3) Yasmina. Dans un labo, le voisin de paillasse est une personne importante. C’est un peu comme le co-locataire avec qui il faut partager la cuisine. Parfois (rarement!), on a la chance d’avoir une personne extraordinaire comme voisin de paillasse. A l’ULB, il y avait eu Pascal avec qui ont a vraiment beaucoup rigolé. A Yale, il y a eu Yasmina.
Très vite à mon arrivée, Yasmina m’a dit que je devais faire aussi bien qu’elle à Yale, voire mieux. Moi, j’étais juste impressionné et admiratif de son CV à rallonge. J’avais lu tous les articles publiés par le labo de Richard depuis 5 ans, ceux de Yasmina étaient les plus intéressants, et maintenant elle était ma voisine et j’étais censé faire mieux! J’ai senti la pression…
“Malheureusement”, après quelques mois, Yasmina est partie pour devenir Professeur à University of Michigan. L’été suivant, je suis allé lui rendre visite dans son beau labo tout neuf à Ann Arbor. C’est là que j’ai vraiment compris pourquoi on était à Yale et ce qu’on y attendait de nous: devenir les stars de la recherche mondiale.
Quelques années plus tard, il reste à savoir si j’ai ou non fait aussi bien que Yasmina. Comparaison difficile, car Yasmina est une vraie immunologiste alors que je ne suis qu’un biologiste moléculaire qui fait de l’immunologie. Mais ce qui est certain, c’est que la souris Mistigri va permettre à Yasmina d'élucider des questions fondamentales auxquelles il lui était jusqu’à présent impossible de répondre.
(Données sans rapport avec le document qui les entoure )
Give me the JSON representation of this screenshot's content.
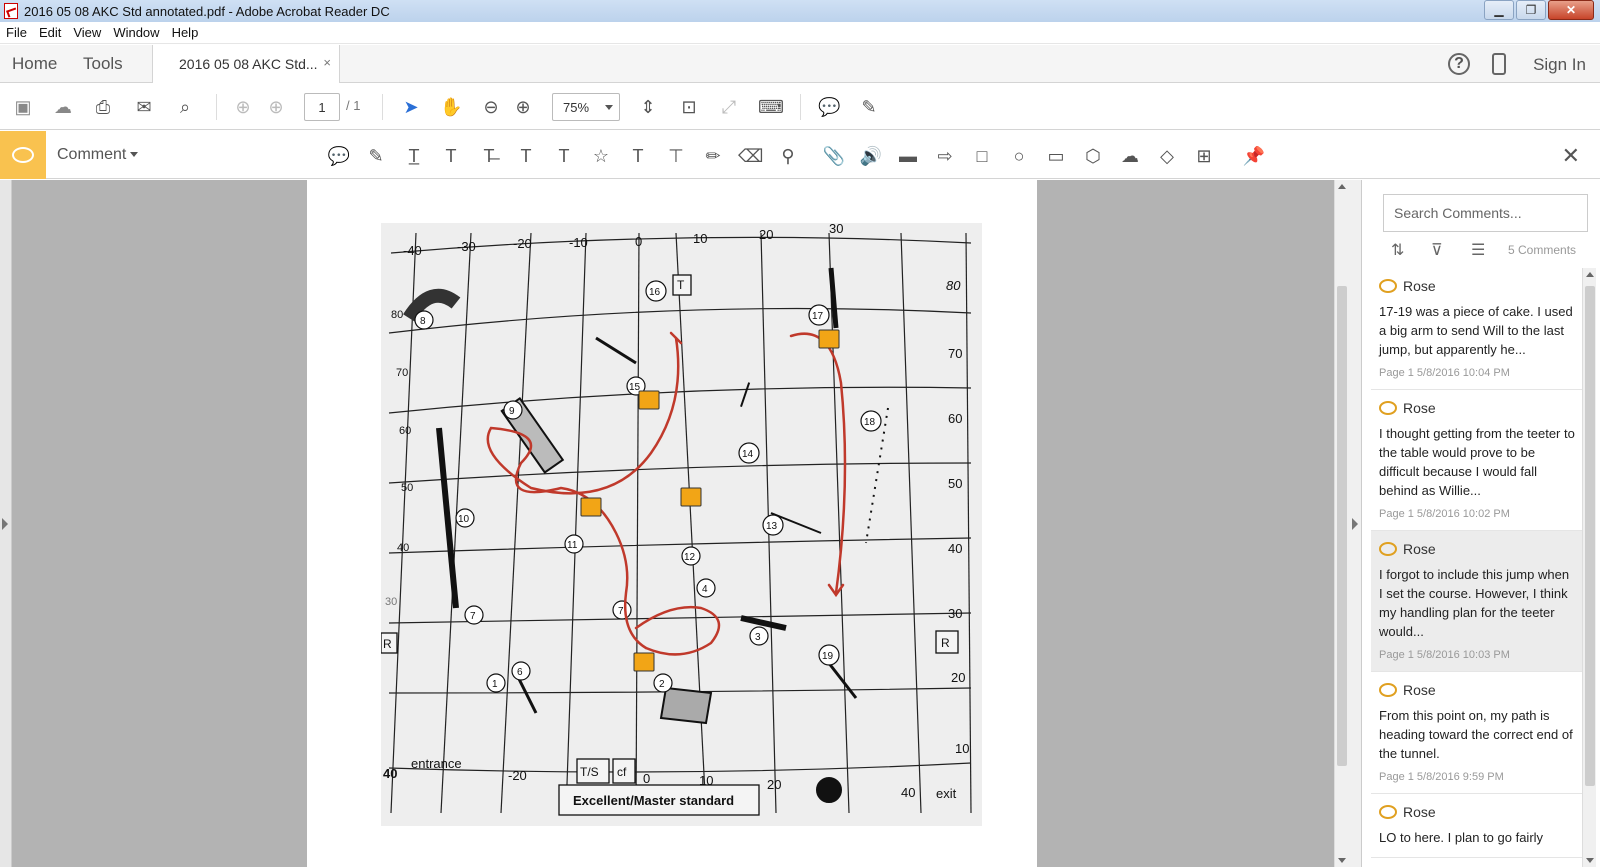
{
  "window": {
    "title": "2016 05 08 AKC Std annotated.pdf - Adobe Acrobat Reader DC"
  },
  "menu": [
    "File",
    "Edit",
    "View",
    "Window",
    "Help"
  ],
  "tabs": {
    "home": "Home",
    "tools": "Tools",
    "doc": "2016 05 08 AKC Std...",
    "close": "×",
    "signin": "Sign In"
  },
  "toolbar": {
    "page": "1",
    "page_total": "/ 1",
    "zoom": "75%"
  },
  "comment_bar": {
    "label": "Comment"
  },
  "panel": {
    "search_placeholder": "Search Comments...",
    "count": "5 Comments",
    "comments": [
      {
        "author": "Rose",
        "text": "17-19 was a piece of cake.  I used a big arm to send Will to the last jump, but apparently he...",
        "meta": "Page 1  5/8/2016  10:04 PM"
      },
      {
        "author": "Rose",
        "text": "I thought getting from the teeter to the table would prove to be difficult because I would fall behind as Willie...",
        "meta": "Page 1  5/8/2016  10:02 PM"
      },
      {
        "author": "Rose",
        "text": "I forgot to include this jump when I set the course. However, I think my handling plan for the teeter would...",
        "meta": "Page 1  5/8/2016  10:03 PM"
      },
      {
        "author": "Rose",
        "text": "From this point on, my path is heading toward the correct end of the tunnel.",
        "meta": "Page 1  5/8/2016  9:59 PM"
      },
      {
        "author": "Rose",
        "text": "LO to here.  I plan to go fairly",
        "meta": ""
      }
    ]
  },
  "course_map": {
    "top_ticks": [
      "-40",
      "-30",
      "-20",
      "-10",
      "0",
      "10",
      "20",
      "30"
    ],
    "bottom_ticks": [
      "-20",
      "0",
      "10",
      "20",
      "40"
    ],
    "left_ticks": [
      "80",
      "70",
      "60",
      "50",
      "40",
      "30"
    ],
    "right_ticks": [
      "80",
      "70",
      "60",
      "50",
      "40",
      "30",
      "20",
      "10"
    ],
    "labels": {
      "entrance": "entrance",
      "exit": "exit",
      "footer": "Excellent/Master standard",
      "ts": "T/S",
      "cf": "cf",
      "r": "R",
      "bottom_left": "40",
      "table": "T"
    },
    "obstacles": [
      "1",
      "2",
      "3",
      "4",
      "6",
      "7",
      "8",
      "9",
      "10",
      "11",
      "12",
      "13",
      "14",
      "15",
      "16",
      "17",
      "18",
      "19"
    ]
  }
}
C’est pour ça qu’on a patiemment construit cette souris, et je suis fort content que Yasmina soit une des premières à en bénéficier!
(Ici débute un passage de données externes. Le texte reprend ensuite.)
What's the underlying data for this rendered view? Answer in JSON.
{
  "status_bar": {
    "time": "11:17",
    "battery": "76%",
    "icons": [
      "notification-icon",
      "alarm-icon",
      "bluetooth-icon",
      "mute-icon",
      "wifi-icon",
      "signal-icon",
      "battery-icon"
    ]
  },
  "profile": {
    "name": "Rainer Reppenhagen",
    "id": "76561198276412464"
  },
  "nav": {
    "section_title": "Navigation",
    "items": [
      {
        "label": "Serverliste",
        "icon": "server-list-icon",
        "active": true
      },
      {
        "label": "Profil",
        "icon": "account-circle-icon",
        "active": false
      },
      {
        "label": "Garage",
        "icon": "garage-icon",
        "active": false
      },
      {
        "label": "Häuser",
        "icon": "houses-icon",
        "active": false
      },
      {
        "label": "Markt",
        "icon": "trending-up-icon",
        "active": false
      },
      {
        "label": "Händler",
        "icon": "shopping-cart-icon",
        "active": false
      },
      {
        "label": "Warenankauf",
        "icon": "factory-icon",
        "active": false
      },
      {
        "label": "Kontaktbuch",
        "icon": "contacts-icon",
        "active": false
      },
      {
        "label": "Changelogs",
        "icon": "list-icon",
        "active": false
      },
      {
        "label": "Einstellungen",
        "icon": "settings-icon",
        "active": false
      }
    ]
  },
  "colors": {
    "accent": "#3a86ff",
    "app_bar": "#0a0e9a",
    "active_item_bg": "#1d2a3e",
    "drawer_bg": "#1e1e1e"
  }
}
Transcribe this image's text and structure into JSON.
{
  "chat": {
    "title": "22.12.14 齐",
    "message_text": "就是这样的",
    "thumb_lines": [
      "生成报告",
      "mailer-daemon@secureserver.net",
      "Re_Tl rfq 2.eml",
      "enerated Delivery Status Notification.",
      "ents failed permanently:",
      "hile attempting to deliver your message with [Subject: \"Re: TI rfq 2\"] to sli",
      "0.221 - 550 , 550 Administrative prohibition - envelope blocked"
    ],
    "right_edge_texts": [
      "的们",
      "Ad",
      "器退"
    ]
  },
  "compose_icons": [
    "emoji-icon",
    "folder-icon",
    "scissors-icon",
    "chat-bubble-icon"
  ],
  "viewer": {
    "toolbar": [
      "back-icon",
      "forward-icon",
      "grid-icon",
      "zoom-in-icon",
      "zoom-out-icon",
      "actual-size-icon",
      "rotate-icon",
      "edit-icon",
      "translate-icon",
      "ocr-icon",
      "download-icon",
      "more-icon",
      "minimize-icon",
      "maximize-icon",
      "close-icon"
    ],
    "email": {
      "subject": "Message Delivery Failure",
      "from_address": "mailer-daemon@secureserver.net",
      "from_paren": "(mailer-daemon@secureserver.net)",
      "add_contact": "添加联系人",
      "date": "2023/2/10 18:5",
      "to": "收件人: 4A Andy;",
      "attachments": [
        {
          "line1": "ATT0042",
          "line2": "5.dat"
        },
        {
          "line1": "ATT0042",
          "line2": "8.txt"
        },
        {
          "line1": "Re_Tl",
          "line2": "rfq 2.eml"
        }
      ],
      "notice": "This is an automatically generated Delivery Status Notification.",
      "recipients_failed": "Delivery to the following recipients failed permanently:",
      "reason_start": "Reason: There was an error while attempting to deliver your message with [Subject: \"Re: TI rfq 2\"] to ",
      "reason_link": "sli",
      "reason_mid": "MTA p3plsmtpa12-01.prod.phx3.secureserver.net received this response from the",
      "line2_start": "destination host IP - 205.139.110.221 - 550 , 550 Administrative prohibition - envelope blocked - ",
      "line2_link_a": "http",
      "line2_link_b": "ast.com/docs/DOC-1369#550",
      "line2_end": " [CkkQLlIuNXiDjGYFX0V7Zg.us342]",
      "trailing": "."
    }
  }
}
4) Shomi, c’est le prototype de la fille chiante. Californienne en plus, pour ne rien arranger.
Très vite donc, il était clair que l’objectif après Yale, ce serait soit le top mondial comme Yasmina et d’autres, soit renter à la maison. Il y a 2 ans, le top n’était pas accessible. Scientifiquement, c’était quand-même un petit échec. Mais rentrer près de vous, c’était fort bien aussi!
Sauf que j’ai alors commencé à déconner en publiant ces articles dans ces foutues gazettes prestigieuses. J’en ai d’abord nié les conséquences. Mais c’est à ce moment-là que Shomi est venue se mêler de ce qui ne la regardait pas. Elle m’a rappelé avec beaucoup d’insistance que ces publications rendaient maintenant le top accessible et même quasi certain, et que je ne pouvais pas gaspiller une telle opportunité. Pendant un temps, j’ai ignoré ce que me disait Shomi, au point d’en être désagréable. Mais si elle est un peu chiante, elle est loin d’être idiote. Une autre manière de poser l’équation est la suivante: un footballeur va-t-il à Anderlecht si il a la possibilité de jouer à Manchester United? En sachant que si il fait banquette à Man U., il trouvera toujours bien un moyen de se recaser au Standard.
Je ne sais pas ce qui est le plus énervant avec Shomi: quand elle veut absolument avoir raison, ou quand je suis obligé d’admettre qu’elle n’a peut-être pas entièrement tort?